Он не считал зазорным никакой труд. И даже находил интерес и в этой каторжной работе. Но мальчишеское самолюбие его страдало. Ведь в школе он считался самым начитанным учеником в классе, а здесь ходит с тачкой в руках.
Сейчас, вспоминая этот случай, Шурка подхватывает сразу две фляги, рывком приподнимает их и, покачиваясь, чувствуя, как от тяжести подгибаются ноги, несет. Через десяток метров врезавшиеся в ладони рукояти разгибают затекшие, побелевшие от напряжения пальцы.
– Терпеть! Терпеть! Надо терпеть, – шепчет он, уговаривая себя.
Весна в этом году была быстрой. В одну неделю рыжее солнце слизало горячими языками лучей рыхлый потемневший снег с полей. И сразу буйно, яростно вскипели бело-розовым цветом вишневые и яблоневые сады.

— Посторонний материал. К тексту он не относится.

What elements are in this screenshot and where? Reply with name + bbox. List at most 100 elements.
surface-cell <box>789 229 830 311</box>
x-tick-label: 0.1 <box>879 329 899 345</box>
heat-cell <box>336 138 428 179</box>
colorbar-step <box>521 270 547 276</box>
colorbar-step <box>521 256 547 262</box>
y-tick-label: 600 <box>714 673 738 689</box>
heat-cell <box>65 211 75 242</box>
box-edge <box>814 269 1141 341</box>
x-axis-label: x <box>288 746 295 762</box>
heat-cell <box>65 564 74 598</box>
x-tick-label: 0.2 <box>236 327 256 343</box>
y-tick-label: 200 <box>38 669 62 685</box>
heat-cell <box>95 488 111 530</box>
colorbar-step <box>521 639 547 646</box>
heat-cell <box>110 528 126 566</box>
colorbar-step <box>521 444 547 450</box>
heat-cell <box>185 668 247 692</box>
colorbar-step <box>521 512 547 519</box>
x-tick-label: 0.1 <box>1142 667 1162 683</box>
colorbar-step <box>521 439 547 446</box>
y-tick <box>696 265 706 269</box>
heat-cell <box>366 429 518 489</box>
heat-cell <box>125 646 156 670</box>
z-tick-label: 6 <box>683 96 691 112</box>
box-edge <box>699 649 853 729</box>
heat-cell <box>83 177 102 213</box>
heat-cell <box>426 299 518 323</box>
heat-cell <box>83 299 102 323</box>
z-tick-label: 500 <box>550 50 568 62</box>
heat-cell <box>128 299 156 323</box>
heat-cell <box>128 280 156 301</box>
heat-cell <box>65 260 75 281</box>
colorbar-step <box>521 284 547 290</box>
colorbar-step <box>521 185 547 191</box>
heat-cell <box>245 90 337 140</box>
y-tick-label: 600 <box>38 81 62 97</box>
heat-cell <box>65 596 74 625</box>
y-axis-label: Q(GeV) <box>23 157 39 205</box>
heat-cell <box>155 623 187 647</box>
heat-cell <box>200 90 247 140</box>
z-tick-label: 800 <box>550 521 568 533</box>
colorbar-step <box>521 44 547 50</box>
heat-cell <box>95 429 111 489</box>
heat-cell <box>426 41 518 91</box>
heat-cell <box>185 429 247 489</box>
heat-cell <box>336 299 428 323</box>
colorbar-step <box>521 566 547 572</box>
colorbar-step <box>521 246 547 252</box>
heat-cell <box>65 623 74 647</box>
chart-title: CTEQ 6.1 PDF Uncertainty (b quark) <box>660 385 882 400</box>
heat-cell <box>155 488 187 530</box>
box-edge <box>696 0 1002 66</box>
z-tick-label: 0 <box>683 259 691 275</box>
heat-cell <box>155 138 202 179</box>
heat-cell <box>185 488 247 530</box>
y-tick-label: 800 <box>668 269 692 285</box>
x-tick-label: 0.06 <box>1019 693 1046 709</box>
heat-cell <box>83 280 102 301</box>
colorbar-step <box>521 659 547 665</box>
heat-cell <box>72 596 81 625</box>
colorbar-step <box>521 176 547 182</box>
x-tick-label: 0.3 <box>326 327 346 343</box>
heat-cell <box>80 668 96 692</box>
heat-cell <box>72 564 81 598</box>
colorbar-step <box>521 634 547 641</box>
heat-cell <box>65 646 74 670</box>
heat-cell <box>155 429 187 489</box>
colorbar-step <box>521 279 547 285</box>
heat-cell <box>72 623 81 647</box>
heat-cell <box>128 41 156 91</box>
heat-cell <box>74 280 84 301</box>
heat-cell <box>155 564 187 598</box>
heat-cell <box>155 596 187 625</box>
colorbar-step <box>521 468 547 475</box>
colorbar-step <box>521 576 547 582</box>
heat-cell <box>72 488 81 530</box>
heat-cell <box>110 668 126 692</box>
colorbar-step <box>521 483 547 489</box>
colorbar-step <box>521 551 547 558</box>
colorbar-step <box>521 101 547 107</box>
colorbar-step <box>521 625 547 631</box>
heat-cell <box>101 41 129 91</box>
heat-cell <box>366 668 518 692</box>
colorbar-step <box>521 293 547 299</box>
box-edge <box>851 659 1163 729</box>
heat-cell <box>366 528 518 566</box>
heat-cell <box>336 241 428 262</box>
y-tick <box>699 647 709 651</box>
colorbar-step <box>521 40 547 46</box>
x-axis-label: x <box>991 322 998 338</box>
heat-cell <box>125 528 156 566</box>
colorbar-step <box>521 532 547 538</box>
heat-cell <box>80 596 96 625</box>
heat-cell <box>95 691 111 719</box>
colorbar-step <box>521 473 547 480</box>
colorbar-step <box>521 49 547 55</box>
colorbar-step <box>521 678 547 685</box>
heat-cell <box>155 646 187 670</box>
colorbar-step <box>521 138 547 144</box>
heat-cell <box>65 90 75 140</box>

Теплый, неповторимый дух пробудившейся свежевспаханной черной земли смешался с дурманящим запахом цветов и, окутывая село, будоражил и пьянил все живое. Чувствуя весеннее томление, приливающую силу жизни, начали вить гнезда птицы. После чистых дождей вылезли из дерна на белый свет крепенькие подснежники и пролески. Над полями, насвистывая, носились черными стрелками ласточки и стрижи. Ловили мошкару.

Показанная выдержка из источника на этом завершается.